Hominidés du Proche-Orient

Crâne partiel de l’Homo de Nesher Ramla (Yossi Zaidner, 2010)

Chers lecteurs de Strange Reality, l’actualité la plus brûlante nous rappelle la difficile cohabitation entre deux communautés (Israéliens et Palestiniens) sur un même territoire, la Palestine historique (Israël, Gaza, Cisjordanie). Cette région correspond à la plus grande partie du corridor levantin, une bande géographique de la Méditerranée orientale qui établit un pont entre Afrique, Asie et Europe. Cet itinéraire de migration a été emprunté par des hominidés (Erectus, Neandertal) et des Homo sapiens (archaïques, modernes) lors des sorties de l’Afrique (théorie de l’Out of Africa).
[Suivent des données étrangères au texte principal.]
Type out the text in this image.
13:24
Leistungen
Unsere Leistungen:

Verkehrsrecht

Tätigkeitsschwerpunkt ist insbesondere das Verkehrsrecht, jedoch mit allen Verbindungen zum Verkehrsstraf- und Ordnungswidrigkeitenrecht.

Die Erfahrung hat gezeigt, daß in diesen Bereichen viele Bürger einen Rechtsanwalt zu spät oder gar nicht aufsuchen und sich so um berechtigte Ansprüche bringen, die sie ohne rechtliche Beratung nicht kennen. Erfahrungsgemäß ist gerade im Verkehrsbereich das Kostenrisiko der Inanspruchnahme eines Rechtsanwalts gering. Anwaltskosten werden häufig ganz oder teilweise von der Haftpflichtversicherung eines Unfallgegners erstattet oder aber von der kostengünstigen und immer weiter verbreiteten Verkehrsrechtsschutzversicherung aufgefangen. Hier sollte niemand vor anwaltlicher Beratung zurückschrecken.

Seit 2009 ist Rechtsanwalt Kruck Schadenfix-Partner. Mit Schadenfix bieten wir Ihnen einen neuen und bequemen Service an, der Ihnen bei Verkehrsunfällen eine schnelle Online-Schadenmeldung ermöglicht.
Ainsi, outre l’Homo sapiens moderne présent dans cette région depuis 180 000 ans B.P, plusieurs hominidés se sont succédés sur cette mince bande de terre dont nous retrouverons la trace dans le répertoire fossile de la Palestine historique.

D’abord, des Homo erectus africains atteignent le corridor levantin (entre 1,5 million d’années et 500 000 ans B.P.) et s’établissent avec leur culture acheuléenne vers le lac de Tibériade, comme l’atteste le site de fouilles archéologiques d’Ubeidiya.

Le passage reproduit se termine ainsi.